超純愛小説「長老と北川景子」
11
「隼人兄弟も大変な人生よね。」沈黙を破ったのは亜佐美だった。「私とここにいる事に罪悪感を感じてるんでしょ?」
ずばり核心を突かれ何も言いい返せなかった。「私とホテルに居て罪悪感感じる人なんて、きっと兄弟だけだよ。」と軽く
笑ったが、俺は暗い顔を崩さなかった。「そうだよね。私って昔から強引な所があるから、いけないのよね。本当にごめんなさい。」
「謝るべきなのは俺のほうだよ」というと「私はね、隼人兄弟の事が本当に好きになっちゃったの、けど、隼人兄弟のことを
何も知らなかった。隼人兄弟は誘っちゃいけなかった人だったかな。私は大学2年の時に離れたのだけど、噂では不倫している
長老や、若い子と代わるかわるセックスしてる長老とか色々聞いてきたんだよね。

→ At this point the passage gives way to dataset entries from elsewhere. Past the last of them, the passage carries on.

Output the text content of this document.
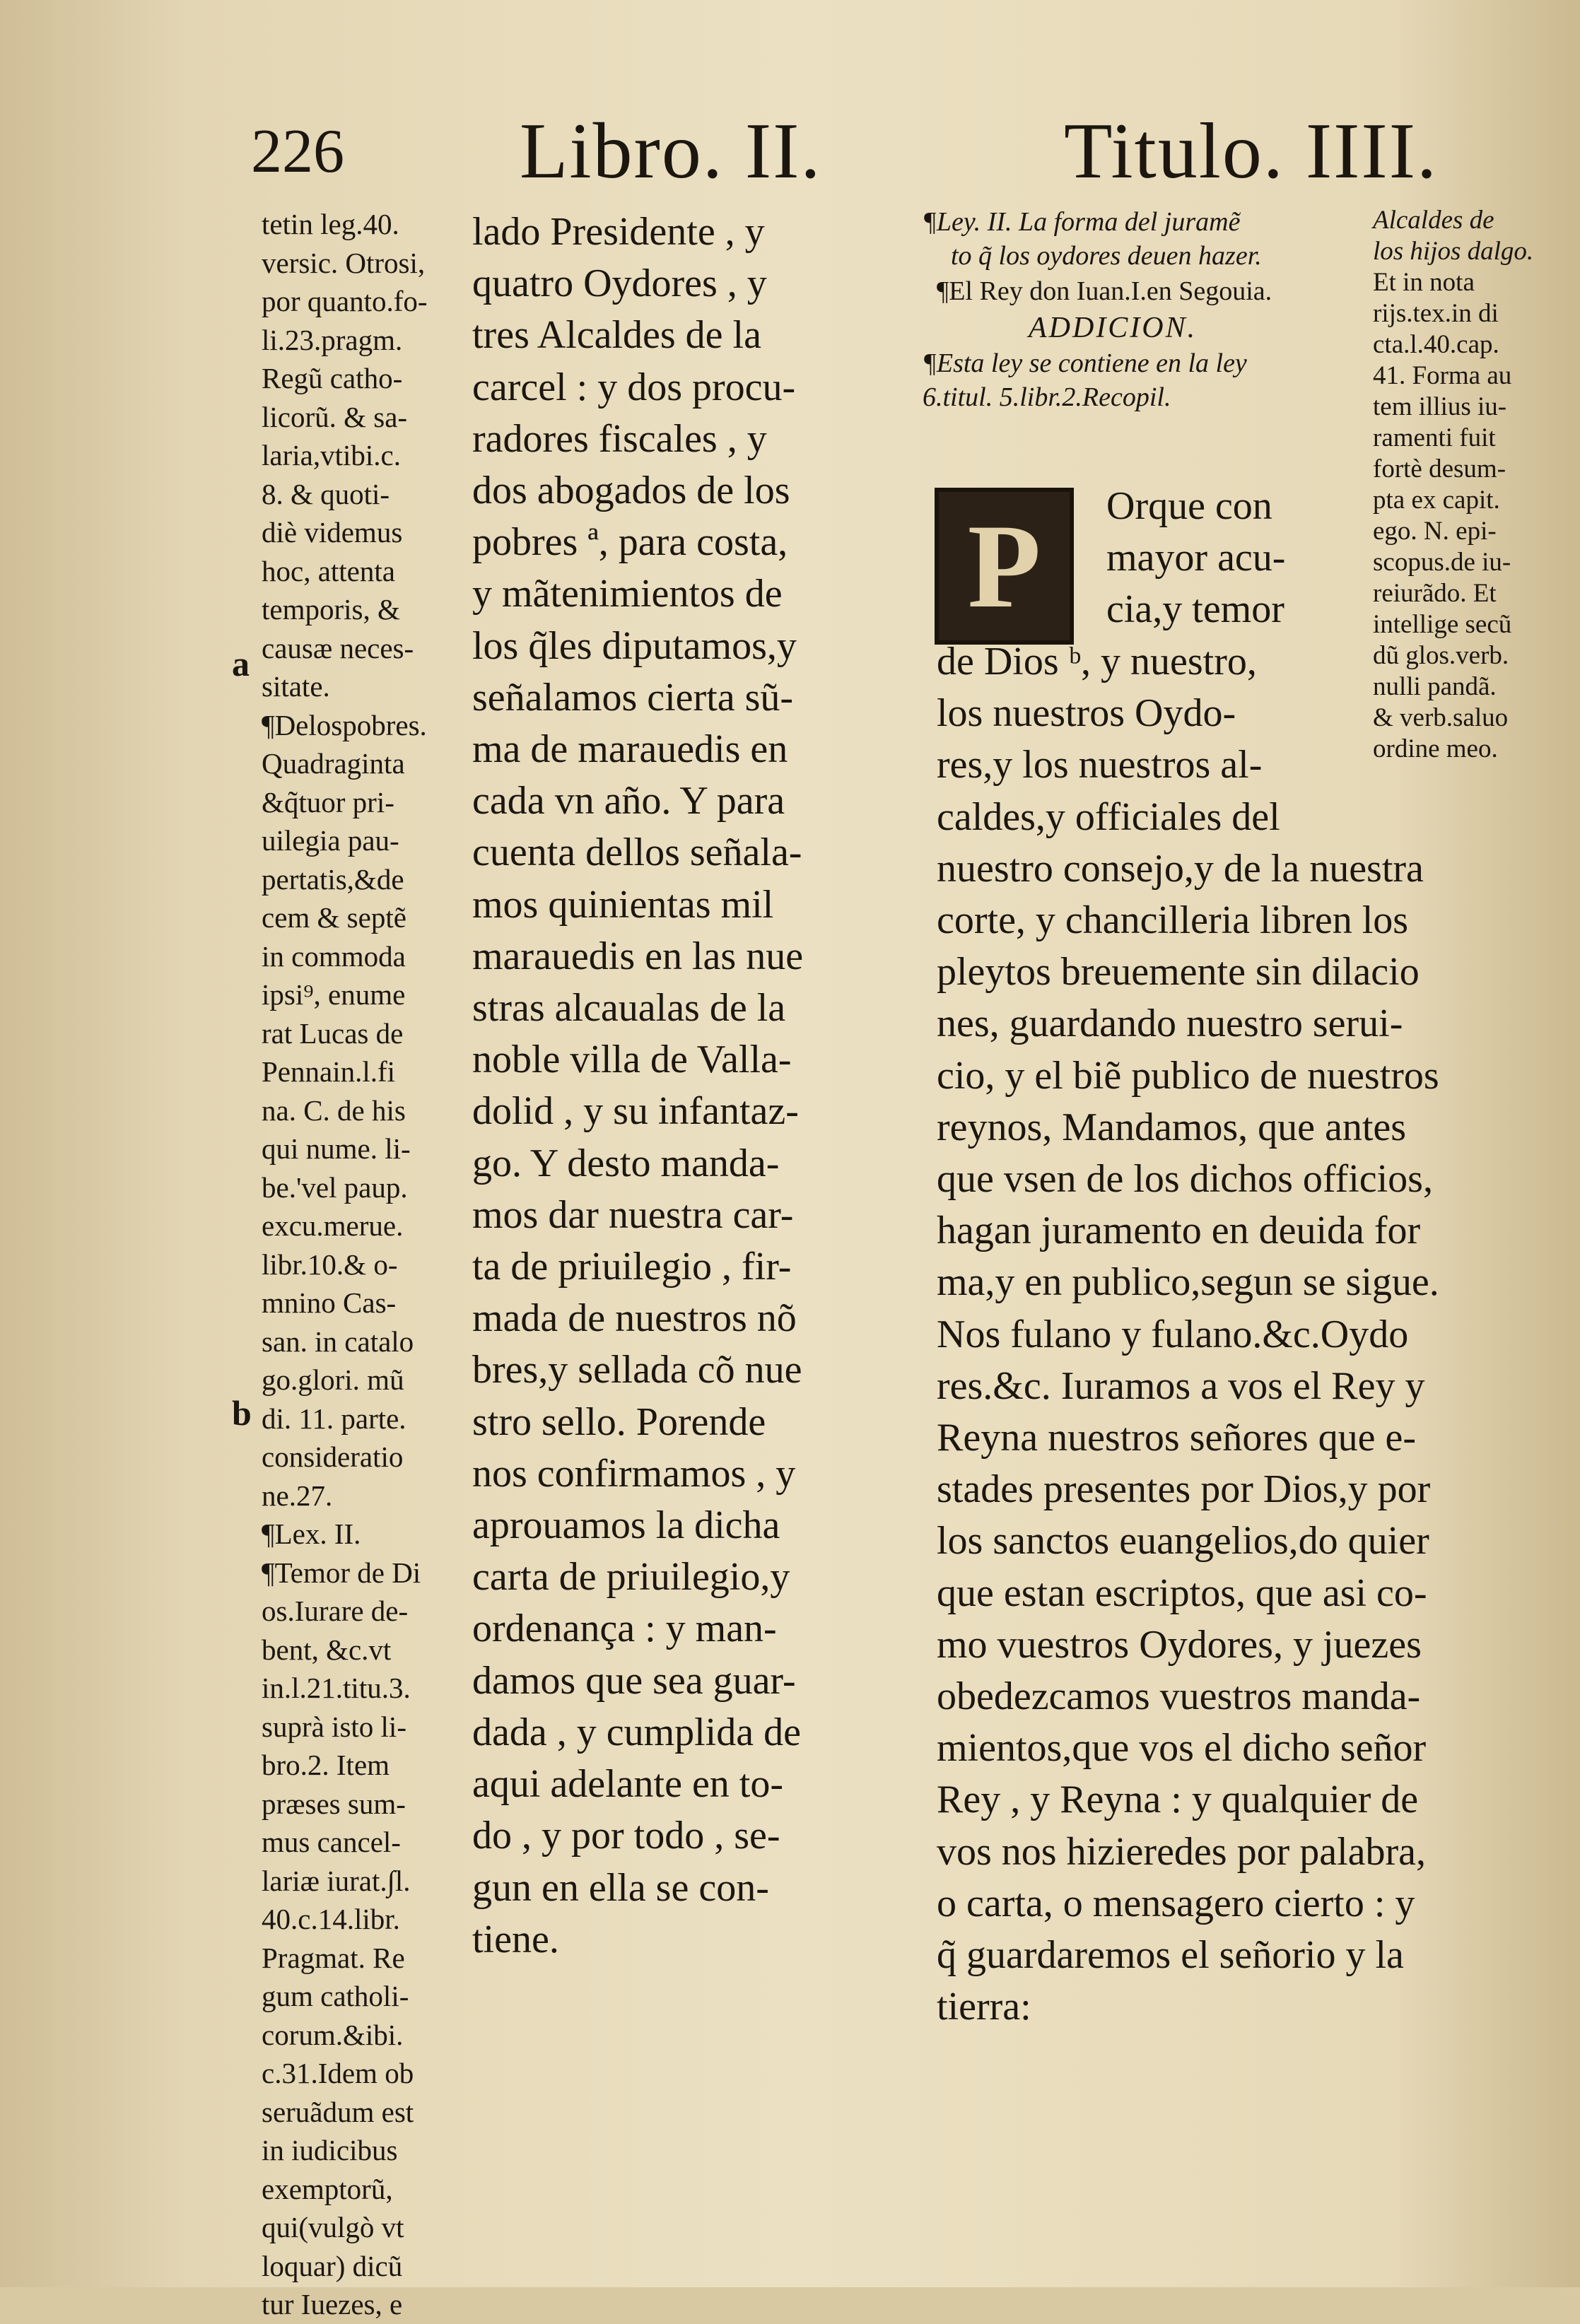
226 Libro. II.	Titulo. IIII.
a
b
tetin leg.40.
versic. Otrosi,
por quanto.fo-
li.23.pragm.
Regũ catho-
licorũ. & sa-
laria,vtibi.c.
8. & quoti-
diè videmus
hoc, attenta
temporis, &
causæ neces-
sitate.
¶Delospobres.
Quadraginta
&q̃tuor pri-
uilegia pau-
pertatis,&de
cem & septẽ
in commoda
ipsi⁹, enume
rat Lucas de
Pennain.l.fi
na. C. de his
qui nume. li-
be.'vel paup.
excu.merue.
libr.10.& o-
mnino Cas-
san. in catalo
go.glori. mũ
di. 11. parte.
consideratio
ne.27.
¶Lex. II.
¶Temor de Di
os.Iurare de-
bent, &c.vt
in.l.21.titu.3.
suprà isto li-
bro.2. Item
præses sum-
mus cancel-
lariæ iurat.∫l.
40.c.14.libr.
Pragmat. Re
gum catholi-
corum.&ibi.
c.31.Idem ob
seruãdum est
in iudicibus
exemptorũ,
qui(vulgò vt
loquar) dicũ
tur Iuezes, e
lado Presidente , y
quatro Oydores , y
tres Alcaldes de la
carcel : y dos procu-
radores fiscales , y
dos abogados de los
pobres ª, para costa,
y mãtenimientos de
los q̃les diputamos,y
señalamos cierta sũ-
ma de marauedis en
cada vn año. Y para
cuenta dellos señala-
mos quinientas mil
marauedis en las nue
stras alcaualas de la
noble villa de Valla-
dolid , y su infantaz-
go. Y desto manda-
mos dar nuestra car-
ta de priuilegio , fir-
mada de nuestros nõ
bres,y sellada cõ nue
stro sello. Porende
nos confirmamos , y
aprouamos la dicha
carta de priuilegio,y
ordenança : y man-
damos que sea guar-
dada , y cumplida de
aqui adelante en to-
do , y por todo , se-
gun en ella se con-
tiene.
¶Ley. II. La forma del juramẽ
to q̃ los oydores deuen hazer.
¶El Rey don Iuan.I.en Segouia.
ADDICION.
¶Esta ley se contiene en la ley
6.titul. 5.libr.2.Recopil.
P Orque con
mayor acu-
cia,y temor
de Dios ᵇ, y nuestro,
los nuestros Oydo-
res,y los nuestros al-
caldes,y officiales del
nuestro consejo,y de la nuestra
corte, y chancilleria libren los
pleytos breuemente sin dilacio
nes, guardando nuestro serui-
cio, y el biẽ publico de nuestros
reynos, Mandamos, que antes
que vsen de los dichos officios,
hagan juramento en deuida for
ma,y en publico,segun se sigue.
Nos fulano y fulano.&c.Oydo
res.&c. Iuramos a vos el Rey y
Reyna nuestros señores que e-
stades presentes por Dios,y por
los sanctos euangelios,do quier
que estan escriptos, que asi co-
mo vuestros Oydores, y juezes
obedezcamos vuestros manda-
mientos,que vos el dicho señor
Rey , y Reyna : y qualquier de
vos nos hizieredes por palabra,
o carta, o mensagero cierto : y
q̃ guardaremos el señorio y la
tierra:
Alcaldes de
los hijos dalgo.
Et in nota
rijs.tex.in di
cta.l.40.cap.
41. Forma au
tem illius iu-
ramenti fuit
fortè desum-
pta ex capit.
ego. N. epi-
scopus.de iu-
reiurãdo. Et
intellige secũ
dũ glos.verb.
nulli pandã.
& verb.saluo
ordine meo.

私に散々近寄ってセクハラしてきた
スケベな巡回監督もいたし、そしてね、この組織の腐敗を知ったらビックリするはずだよ。隼人兄弟と再会する前は
は、兄弟にはもうてっきりセクフレの一人や二人はいると思ってたんだ。」
組織の腐敗については良く判らなかったので、軽く聞き流したが、「僕は、そんなタイプじゃないんだ。」「そうだよね。誘った私が
本当に悪かったよ。」「いいから謝らないでくれ。」俺は暗く小さな声で必死に応答した。「私はね、隼人兄弟の苦しみ分かるよ
だって私も一応、姉妹だったんだもん。私がライン送ってから、ずっと苦しんでいたんじゃないの?兄弟ったら可哀想に。」
苦しんで苦しんで、頭がどうかするほど悩み抜いて、自分はここにいる。最高の女を前にして俺は一体何やっているのだろう
急になんだか泣けてきた。頭が混乱し、年下の亜佐美の存在など憚らず大声で泣いた、涙が止まらない。男泣きとは違う、
慟哭というものであったろう。亜佐美との事だけではなく、様々な感情、悲しみ、苦しみ、怒りや腹立ちや絶望、
小さかった頃の暗黒の少年時代、バプテスマの時の感動、厳しく嫌がらせをしてくる会衆の長老達。長老に任命された時の喜び・・・
俺のJWの全人生が頭の中で滅茶苦茶に交錯し、もう精神が崩壊しそうになっていた。
「僕はどうしていいか分からないんだ。」と大声で率直な気持ちを震えながら亜佐美にぶつけた。